By David Brand
Queens Daily Eagle
Council Member Costa Constantinides, chair of the Committee on Environmental Protection, called on the U.S. Army Corps of Engineers to reconsider the existing proposals to protect New York City against confounding storm surges, which currently don’t account for sea levels rising at an alarming pace.
Constantinides introduced a resolution in the City Council Wednesday that, if passed, would call on the Corps to completely reassess its resiliency plan.
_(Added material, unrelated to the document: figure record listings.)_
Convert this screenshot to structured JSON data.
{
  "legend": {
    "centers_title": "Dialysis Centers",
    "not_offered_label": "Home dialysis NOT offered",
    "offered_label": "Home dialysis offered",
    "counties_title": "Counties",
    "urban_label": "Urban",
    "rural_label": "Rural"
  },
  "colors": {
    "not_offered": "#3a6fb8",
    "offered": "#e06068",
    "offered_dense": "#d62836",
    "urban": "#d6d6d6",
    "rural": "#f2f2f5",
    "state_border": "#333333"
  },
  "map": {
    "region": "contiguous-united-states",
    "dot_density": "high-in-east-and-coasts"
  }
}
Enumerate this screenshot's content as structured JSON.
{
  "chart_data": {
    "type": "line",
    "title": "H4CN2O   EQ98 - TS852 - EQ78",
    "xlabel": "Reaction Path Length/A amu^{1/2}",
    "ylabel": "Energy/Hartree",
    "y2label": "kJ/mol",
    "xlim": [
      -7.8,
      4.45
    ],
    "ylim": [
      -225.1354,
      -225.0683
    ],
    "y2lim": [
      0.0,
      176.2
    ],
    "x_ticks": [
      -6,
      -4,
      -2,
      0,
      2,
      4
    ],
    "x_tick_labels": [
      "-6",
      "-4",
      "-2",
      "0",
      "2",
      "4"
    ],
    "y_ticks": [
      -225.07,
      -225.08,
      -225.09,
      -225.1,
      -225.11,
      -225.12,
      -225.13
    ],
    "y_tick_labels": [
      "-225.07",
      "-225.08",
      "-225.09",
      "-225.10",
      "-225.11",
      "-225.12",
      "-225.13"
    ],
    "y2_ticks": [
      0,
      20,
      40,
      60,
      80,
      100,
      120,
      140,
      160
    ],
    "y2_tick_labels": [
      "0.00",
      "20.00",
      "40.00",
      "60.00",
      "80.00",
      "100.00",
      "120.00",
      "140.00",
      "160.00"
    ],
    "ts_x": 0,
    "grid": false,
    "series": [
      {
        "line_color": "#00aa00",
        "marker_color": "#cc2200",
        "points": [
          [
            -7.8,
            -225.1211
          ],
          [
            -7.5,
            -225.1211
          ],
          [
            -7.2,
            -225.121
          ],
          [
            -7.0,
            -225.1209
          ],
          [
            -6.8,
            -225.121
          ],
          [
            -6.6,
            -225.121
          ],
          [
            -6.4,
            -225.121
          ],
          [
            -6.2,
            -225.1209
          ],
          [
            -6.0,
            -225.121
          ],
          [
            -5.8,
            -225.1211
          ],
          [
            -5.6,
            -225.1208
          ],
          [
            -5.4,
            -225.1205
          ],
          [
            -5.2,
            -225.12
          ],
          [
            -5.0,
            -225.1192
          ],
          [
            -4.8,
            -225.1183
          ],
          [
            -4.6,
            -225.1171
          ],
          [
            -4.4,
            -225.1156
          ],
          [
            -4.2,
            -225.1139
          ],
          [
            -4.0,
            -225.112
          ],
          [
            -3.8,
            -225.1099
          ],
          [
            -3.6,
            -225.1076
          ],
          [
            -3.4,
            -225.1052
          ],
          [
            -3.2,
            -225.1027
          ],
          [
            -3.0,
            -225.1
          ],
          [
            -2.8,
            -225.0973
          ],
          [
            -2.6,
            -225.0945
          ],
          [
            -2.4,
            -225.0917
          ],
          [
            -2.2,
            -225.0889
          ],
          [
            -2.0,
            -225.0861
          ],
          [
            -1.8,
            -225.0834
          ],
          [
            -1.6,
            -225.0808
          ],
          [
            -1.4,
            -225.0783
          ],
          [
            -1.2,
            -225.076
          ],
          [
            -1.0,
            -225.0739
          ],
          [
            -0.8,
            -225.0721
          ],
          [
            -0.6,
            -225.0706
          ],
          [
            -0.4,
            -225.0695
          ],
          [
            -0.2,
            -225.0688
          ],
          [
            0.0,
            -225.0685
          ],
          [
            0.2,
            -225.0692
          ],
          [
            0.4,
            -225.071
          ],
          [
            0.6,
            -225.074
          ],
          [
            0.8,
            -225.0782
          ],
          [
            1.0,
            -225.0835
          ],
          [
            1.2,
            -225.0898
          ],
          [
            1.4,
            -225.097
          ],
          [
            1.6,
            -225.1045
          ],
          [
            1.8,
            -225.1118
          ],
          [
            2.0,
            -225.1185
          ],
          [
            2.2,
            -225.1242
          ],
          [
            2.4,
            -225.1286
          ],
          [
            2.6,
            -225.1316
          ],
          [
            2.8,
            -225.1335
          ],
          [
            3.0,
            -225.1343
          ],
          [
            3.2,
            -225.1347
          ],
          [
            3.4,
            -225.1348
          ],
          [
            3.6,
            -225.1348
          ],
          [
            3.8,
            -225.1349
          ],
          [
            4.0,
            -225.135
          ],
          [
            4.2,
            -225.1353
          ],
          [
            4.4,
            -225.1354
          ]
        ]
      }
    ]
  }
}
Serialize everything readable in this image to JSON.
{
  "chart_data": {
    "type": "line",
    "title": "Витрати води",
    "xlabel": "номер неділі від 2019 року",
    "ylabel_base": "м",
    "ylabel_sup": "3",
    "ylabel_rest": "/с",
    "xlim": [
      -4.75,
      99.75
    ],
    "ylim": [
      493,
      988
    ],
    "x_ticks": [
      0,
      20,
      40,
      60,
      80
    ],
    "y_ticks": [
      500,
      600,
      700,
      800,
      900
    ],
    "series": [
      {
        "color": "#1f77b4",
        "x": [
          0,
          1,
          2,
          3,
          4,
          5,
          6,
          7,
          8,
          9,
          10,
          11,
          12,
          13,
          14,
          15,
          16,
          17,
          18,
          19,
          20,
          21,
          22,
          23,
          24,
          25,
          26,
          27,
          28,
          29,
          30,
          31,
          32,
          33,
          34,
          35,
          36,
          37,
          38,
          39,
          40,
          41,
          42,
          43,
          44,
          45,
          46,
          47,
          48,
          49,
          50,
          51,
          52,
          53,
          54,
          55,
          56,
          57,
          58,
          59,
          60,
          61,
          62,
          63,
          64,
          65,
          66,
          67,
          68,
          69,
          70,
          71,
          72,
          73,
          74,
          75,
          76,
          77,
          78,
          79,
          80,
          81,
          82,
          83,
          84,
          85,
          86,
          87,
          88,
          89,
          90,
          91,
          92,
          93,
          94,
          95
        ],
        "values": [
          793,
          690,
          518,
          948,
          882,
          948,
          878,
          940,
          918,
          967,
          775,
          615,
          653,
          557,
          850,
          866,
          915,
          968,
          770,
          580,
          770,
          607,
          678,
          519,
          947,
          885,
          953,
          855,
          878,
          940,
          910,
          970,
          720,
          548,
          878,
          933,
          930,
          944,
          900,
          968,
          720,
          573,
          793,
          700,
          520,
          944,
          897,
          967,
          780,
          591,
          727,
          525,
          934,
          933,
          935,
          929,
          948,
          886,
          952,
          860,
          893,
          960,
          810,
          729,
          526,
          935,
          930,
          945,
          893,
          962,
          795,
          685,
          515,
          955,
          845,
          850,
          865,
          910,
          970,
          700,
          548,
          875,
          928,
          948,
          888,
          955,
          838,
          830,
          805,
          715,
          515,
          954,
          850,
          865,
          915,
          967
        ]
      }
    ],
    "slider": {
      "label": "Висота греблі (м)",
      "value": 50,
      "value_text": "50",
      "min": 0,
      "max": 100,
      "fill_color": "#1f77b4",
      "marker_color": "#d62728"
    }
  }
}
“Rising sea levels pose an extreme, immediate danger for the 500,000 New Yorkers who live near our shores,” said Constantinides. “Frankly, it’s shocking the Corps is giving an incomplete answer to the question of how we make New York City more resilient. The public deserves to give its say on these proposals, which I strongly urge the Corps to reconsider altogether.”
Constantinides said the public been deprived of sufficient time to comment on the New York/New Jersey Harbor and Tributaries Focus Area Feasibility Study, which he said could have huge and costly effects in the long run.
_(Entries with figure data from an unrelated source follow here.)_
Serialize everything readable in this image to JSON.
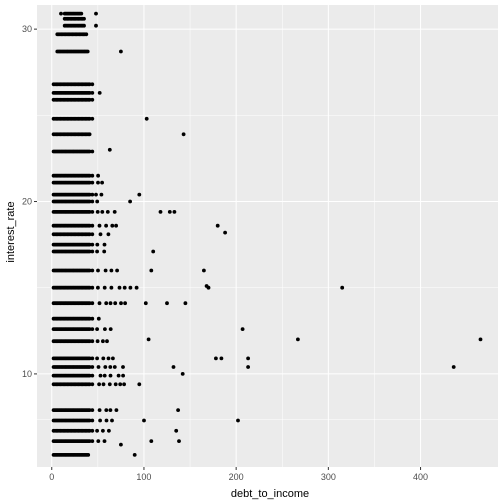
{
  "chart_data": {
    "type": "scatter",
    "title": "",
    "xlabel": "debt_to_income",
    "ylabel": "interest_rate",
    "xlim": [
      -16,
      484
    ],
    "ylim": [
      4.6,
      31.4
    ],
    "x_ticks": [
      0,
      100,
      200,
      300,
      400
    ],
    "y_ticks": [
      10,
      20,
      30
    ],
    "x_tick_labels": [
      "0",
      "100",
      "200",
      "300",
      "400"
    ],
    "y_tick_labels": [
      "10",
      "20",
      "30"
    ],
    "grid": true,
    "panel_color": "#ebebeb",
    "point_color": "#000000",
    "band_rates": [
      5.3,
      6.1,
      6.7,
      7.3,
      7.9,
      9.4,
      9.9,
      10.4,
      10.9,
      11.9,
      12.6,
      13.2,
      14.1,
      15.0,
      16.0,
      17.1,
      17.5,
      18.1,
      18.6,
      19.4,
      20.0,
      20.4,
      21.1,
      21.5,
      22.9,
      23.9,
      24.8,
      25.9,
      26.3,
      26.8,
      28.7,
      29.7,
      30.2,
      30.6,
      30.9
    ],
    "band_xmax": [
      40,
      60,
      65,
      68,
      72,
      80,
      82,
      82,
      72,
      67,
      68,
      55,
      82,
      88,
      75,
      60,
      58,
      63,
      75,
      70,
      50,
      54,
      55,
      55,
      45,
      42,
      45,
      45,
      55,
      47,
      40,
      38,
      35,
      35,
      32
    ],
    "outliers": [
      [
        10,
        30.9
      ],
      [
        48,
        30.9
      ],
      [
        48,
        30.2
      ],
      [
        75,
        28.7
      ],
      [
        103,
        24.8
      ],
      [
        143,
        23.9
      ],
      [
        63,
        23.0
      ],
      [
        95,
        20.4
      ],
      [
        85,
        20.0
      ],
      [
        118,
        19.4
      ],
      [
        128,
        19.4
      ],
      [
        133,
        19.4
      ],
      [
        180,
        18.6
      ],
      [
        188,
        18.2
      ],
      [
        110,
        17.1
      ],
      [
        108,
        16.0
      ],
      [
        165,
        16.0
      ],
      [
        170,
        15.0
      ],
      [
        168,
        15.1
      ],
      [
        315,
        15.0
      ],
      [
        92,
        15.0
      ],
      [
        102,
        14.1
      ],
      [
        125,
        14.1
      ],
      [
        145,
        14.1
      ],
      [
        207,
        12.6
      ],
      [
        267,
        12.0
      ],
      [
        105,
        12.0
      ],
      [
        465,
        12.0
      ],
      [
        178,
        10.9
      ],
      [
        184,
        10.9
      ],
      [
        213,
        10.9
      ],
      [
        213,
        10.4
      ],
      [
        132,
        10.4
      ],
      [
        142,
        10.0
      ],
      [
        436,
        10.4
      ],
      [
        95,
        9.4
      ],
      [
        100,
        7.3
      ],
      [
        202,
        7.3
      ],
      [
        137,
        7.9
      ],
      [
        135,
        6.7
      ],
      [
        108,
        6.1
      ],
      [
        138,
        6.1
      ],
      [
        90,
        5.3
      ],
      [
        75,
        5.9
      ]
    ]
  }
}
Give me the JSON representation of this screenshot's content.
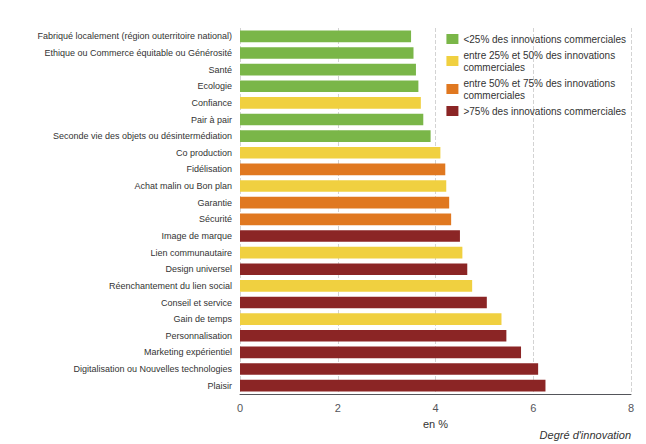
{
  "chart_data": {
    "type": "bar",
    "orientation": "horizontal",
    "categories": [
      "Fabriqué localement (région outerritoire national)",
      "Ethique ou Commerce équitable ou Générosité",
      "Santé",
      "Ecologie",
      "Confiance",
      "Pair à pair",
      "Seconde vie des objets ou désintermédiation",
      "Co production",
      "Fidélisation",
      "Achat malin ou Bon plan",
      "Garantie",
      "Sécurité",
      "Image de marque",
      "Lien communautaire",
      "Design universel",
      "Réenchantement du lien social",
      "Conseil et service",
      "Gain de temps",
      "Personnalisation",
      "Marketing expérientiel",
      "Digitalisation ou Nouvelles technologies",
      "Plaisir"
    ],
    "series": [
      {
        "name": "<25% des innovations commerciales",
        "color": "#7ab648",
        "values": [
          3.5,
          3.55,
          3.6,
          3.65,
          null,
          3.75,
          3.9,
          null,
          null,
          null,
          null,
          null,
          null,
          null,
          null,
          null,
          null,
          null,
          null,
          null,
          null,
          null
        ]
      },
      {
        "name": "entre 25% et 50% des innovations\ncommerciales",
        "color": "#f0d040",
        "values": [
          null,
          null,
          null,
          null,
          3.7,
          null,
          null,
          4.1,
          null,
          4.22,
          null,
          null,
          null,
          4.55,
          null,
          4.75,
          null,
          5.35,
          null,
          null,
          null,
          null
        ]
      },
      {
        "name": "entre 50% et 75% des innovations\ncommerciales",
        "color": "#e07820",
        "values": [
          null,
          null,
          null,
          null,
          null,
          null,
          null,
          null,
          4.2,
          null,
          4.28,
          4.32,
          null,
          null,
          null,
          null,
          null,
          null,
          null,
          null,
          null,
          null
        ]
      },
      {
        "name": ">75% des innovations commerciales",
        "color": "#8b2525",
        "values": [
          null,
          null,
          null,
          null,
          null,
          null,
          null,
          null,
          null,
          null,
          null,
          null,
          4.5,
          null,
          4.65,
          null,
          5.05,
          null,
          5.45,
          5.75,
          6.1,
          6.25
        ]
      }
    ],
    "xlabel": "en %",
    "xlim": [
      0,
      8
    ],
    "xticks": [
      0,
      2,
      4,
      6,
      8
    ],
    "annotation": "Degré d'innovation",
    "grid": true,
    "legend": "upper right"
  }
}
Constantinides urged the federal agency to extend the public comment period 90 days beyond its Sept. 20 deadline. He said there have been few hearings across the 150 mile zone, which stretches from Troy, N.Y. to Newark, N.J.
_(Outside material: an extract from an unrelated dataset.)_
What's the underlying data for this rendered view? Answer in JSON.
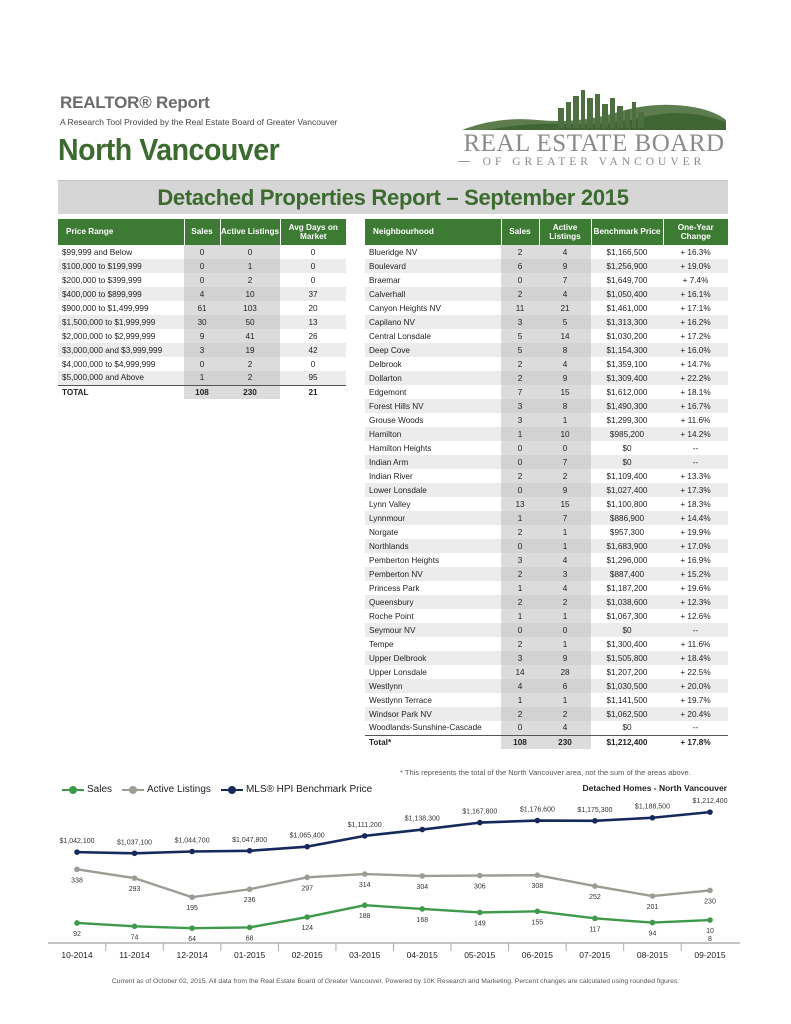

The feasibility study came after Hurricane Sandy battered the coasts of New York City, Long Island and New Jersey October 2012.
The study’s each estimated to cost tens of billions of dollars, propose gates and barriers at various points in New York Harbor and the Long Island Sound. Sadly, these don’t consider the expected one-foot sea level increase by 2050, contaminants being contained within the harbor, or how wildlife such as striped bass, sturgeon, and eels may see a disruption in their migratory habits.
“The Army Corps’ study has been flawed from the very start: Any coastal storm protection plan must address flooding from sea level rise – not just from storm surge. The massive, in-water barriers included in several of the current alternatives would do absolutely nothing to protect against flooding from sea level rise. And because these giant barriers restrict the tidal flow and migration of fish, they would have catastrophic effects on the life in the Hudson and New York Harbor,” said John Lipscomb, Riverkeeper Patrol Boat Captain and Vice President of Advocacy. “Without the additional information meetings promised by the Corps, along with the disclosure of data, reports, and resources used in its decision making, the comment period should not end.”
In an Aug. 29 letter to the Corps, Constantinides said citizens should have more opportunities to discuss their concerns about the plan.
“This project is likely to be one of the most dramatic undertakings in the New York City metropolitan area for the last century, and will set a course for how the city adapts to the realities of climate change for centuries to come,” Constantinides said in the letter. “We owe it to future generations to ensure that we take the time to get this right.”